Does Preservice Preparation Matter? Examining an Old Question in New Ways

Sep. 01, 2014

Source: Teachers College Record, Volume 116, October 2014, p. 1-46.
(Reviewed by the Portal Team)

This article aimed to investigate relationships between teacher preparation and teacher outcomes.

The authors used a secondary analysis of data from the two most recent administrations of the Schools and Staffing Survey (SASS), a nationally representative survey of teachers. They link surveyed teachers to Common Core of Data on their schools and to Barron’s ratings of college competitiveness.

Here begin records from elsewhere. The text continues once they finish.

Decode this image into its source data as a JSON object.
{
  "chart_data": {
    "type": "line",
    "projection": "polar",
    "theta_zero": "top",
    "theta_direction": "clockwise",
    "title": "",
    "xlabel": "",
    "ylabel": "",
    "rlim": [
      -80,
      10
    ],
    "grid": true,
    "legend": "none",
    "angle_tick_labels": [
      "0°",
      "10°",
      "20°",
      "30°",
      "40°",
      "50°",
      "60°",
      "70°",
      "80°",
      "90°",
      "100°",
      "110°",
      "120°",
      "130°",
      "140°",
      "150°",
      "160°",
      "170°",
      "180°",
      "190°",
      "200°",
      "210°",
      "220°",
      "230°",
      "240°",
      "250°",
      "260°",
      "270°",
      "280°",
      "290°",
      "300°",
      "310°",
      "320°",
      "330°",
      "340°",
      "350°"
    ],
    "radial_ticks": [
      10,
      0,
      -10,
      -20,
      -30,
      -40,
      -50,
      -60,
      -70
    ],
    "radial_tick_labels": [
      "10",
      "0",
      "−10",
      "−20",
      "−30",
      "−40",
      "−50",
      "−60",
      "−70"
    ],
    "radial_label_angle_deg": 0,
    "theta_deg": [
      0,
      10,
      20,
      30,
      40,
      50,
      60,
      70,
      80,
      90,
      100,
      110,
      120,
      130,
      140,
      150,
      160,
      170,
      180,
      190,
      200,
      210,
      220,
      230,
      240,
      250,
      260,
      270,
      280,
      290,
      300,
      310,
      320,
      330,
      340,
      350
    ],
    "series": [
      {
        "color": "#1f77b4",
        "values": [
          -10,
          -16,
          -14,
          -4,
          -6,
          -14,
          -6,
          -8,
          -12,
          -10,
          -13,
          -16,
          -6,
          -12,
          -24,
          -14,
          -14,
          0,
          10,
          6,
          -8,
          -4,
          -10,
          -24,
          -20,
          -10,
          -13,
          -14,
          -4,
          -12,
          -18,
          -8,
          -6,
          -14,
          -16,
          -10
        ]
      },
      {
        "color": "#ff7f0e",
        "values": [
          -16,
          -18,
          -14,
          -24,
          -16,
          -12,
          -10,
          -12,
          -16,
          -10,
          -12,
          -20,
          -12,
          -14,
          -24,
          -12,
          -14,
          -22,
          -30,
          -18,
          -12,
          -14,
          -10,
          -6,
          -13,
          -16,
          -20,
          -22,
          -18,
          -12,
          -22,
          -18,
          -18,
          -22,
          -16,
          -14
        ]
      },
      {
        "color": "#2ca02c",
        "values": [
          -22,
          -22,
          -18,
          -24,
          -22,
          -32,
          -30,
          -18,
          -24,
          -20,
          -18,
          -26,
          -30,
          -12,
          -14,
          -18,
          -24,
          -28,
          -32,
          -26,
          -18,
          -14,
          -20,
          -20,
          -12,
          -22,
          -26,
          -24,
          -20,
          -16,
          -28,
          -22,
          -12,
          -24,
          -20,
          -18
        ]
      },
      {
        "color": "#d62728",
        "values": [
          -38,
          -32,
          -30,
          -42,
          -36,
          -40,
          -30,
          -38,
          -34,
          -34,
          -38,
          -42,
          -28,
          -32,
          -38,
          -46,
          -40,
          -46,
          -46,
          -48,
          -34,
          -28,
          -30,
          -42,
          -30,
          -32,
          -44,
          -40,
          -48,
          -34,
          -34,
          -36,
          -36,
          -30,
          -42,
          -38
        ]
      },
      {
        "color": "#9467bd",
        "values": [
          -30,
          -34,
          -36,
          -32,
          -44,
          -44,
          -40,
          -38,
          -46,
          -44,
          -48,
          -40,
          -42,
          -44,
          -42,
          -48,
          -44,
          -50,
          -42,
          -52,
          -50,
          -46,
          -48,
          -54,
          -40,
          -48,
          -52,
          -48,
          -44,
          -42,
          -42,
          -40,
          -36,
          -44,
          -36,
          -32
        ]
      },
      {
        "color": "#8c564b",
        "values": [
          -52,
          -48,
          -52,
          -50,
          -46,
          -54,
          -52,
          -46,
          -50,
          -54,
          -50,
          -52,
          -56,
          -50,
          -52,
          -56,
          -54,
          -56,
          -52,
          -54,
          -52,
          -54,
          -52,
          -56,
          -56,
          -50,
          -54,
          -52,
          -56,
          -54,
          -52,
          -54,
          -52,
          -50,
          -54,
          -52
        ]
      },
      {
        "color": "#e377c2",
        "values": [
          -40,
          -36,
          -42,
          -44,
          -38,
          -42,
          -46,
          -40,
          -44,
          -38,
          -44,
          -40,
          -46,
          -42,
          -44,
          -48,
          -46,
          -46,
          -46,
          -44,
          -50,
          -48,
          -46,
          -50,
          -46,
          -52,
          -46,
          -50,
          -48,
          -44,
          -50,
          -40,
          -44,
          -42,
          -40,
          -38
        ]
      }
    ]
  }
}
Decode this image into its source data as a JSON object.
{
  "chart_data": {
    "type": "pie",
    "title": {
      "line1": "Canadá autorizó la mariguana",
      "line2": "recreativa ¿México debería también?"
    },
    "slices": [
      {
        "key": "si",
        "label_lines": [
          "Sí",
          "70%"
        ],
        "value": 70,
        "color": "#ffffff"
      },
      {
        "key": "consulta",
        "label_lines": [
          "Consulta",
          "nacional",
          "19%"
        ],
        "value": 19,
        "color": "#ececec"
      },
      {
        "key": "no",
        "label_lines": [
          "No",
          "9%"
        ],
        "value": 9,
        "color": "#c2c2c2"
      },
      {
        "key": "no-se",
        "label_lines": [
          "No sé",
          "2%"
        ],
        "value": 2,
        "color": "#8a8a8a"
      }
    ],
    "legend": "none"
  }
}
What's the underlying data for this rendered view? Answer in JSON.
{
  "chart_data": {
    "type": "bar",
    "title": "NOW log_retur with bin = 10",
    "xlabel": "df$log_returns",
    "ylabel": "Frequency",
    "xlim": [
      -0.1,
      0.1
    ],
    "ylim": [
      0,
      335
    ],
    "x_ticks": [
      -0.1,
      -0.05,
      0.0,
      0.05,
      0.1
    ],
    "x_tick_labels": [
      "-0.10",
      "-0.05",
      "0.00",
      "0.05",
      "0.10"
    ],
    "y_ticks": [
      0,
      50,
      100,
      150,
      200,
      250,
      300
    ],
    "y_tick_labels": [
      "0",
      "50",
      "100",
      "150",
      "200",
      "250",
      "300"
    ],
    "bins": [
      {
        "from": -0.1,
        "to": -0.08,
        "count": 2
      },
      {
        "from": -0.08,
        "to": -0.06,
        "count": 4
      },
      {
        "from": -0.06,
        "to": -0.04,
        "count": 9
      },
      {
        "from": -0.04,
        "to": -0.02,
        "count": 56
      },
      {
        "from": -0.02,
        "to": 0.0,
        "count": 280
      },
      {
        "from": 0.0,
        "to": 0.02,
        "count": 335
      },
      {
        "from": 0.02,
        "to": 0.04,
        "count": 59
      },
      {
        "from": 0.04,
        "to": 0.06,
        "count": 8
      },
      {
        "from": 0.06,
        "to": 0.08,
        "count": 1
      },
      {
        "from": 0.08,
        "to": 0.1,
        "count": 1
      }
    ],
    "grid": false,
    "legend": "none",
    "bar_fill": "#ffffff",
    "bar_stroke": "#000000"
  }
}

These findings suggest that features of preservice teacher preparation are positively related to teacher outcomes. Teachers who completed more practice teaching and more methods-related courses felt significantly better instructionally prepared in their first year of teaching.
Moreover, among teachers who completed zero methods courses (or practice teaching), the estimated effects of practice teaching (or methods courses) were greatest in magnitude, positive, and statistically significant. As levels of preparation on either feature increased, the estimated effect of the other feature significantly decreased.

These findings suggest that the estimated effects of additional preparation on both teacher outcomes are positive and similar in magnitude across preparation routes. Moreover, teachers from more competitive colleges seem to benefit from additional preparation at least as much, if not more, than teachers from less competitive colleges. The positive estimated effects of practice teaching on instructional preparedness and of methods coursework on persistence are significantly greater among teachers from more competitive colleges.

Results suggest that estimated effects of preparation also vary by kind of school, and particularly by school level and urbanicity. Secondary school teachers, more than elementary school teachers, seem to benefit from additional preparation. The findings also indicate that estimated positive effects of preparation are stronger among teachers employed in urban and rural settings as compared to teachers in suburban settings.


This study provides some of the best suggestive evidence to date that teacher education programs, and certification policies that influence them, can improve teachers’ preparedness and persistence by increasing requirements for practice teaching and methods-related coursework.
The results suggest policy makers and program directors determine and vary levels of coursework according to requirements for practice teaching, and vice versa. If preparation of one form makes preparation of the other form less necessary, then programs may want to experiment with different ratios to determine whether maximally effective or efficient ratios exist.

The interaction between dimensions of preparation also has implications for researchers and not just policy makers. Specifically, preparation must be considered as a system of interacting features where the effects of any given feature is examined in relationship to others. By recruiting more academically or otherwise talented individuals, preparation may be less necessary. The proliferation of alternative routes of preparation reflects this simultaneous emphasis on the recruitment of talent with a de-emphasis on training.

The findings suggest that teachers from more competitive colleges benefit at least as much, if not more, from additional preparation. These findings challenge the assumption that reducing investment in training follows logically from increased investment in recruitment; rather, policies aiming to recruit academically talented individuals may benefit from a simultaneous emphasis on preparation.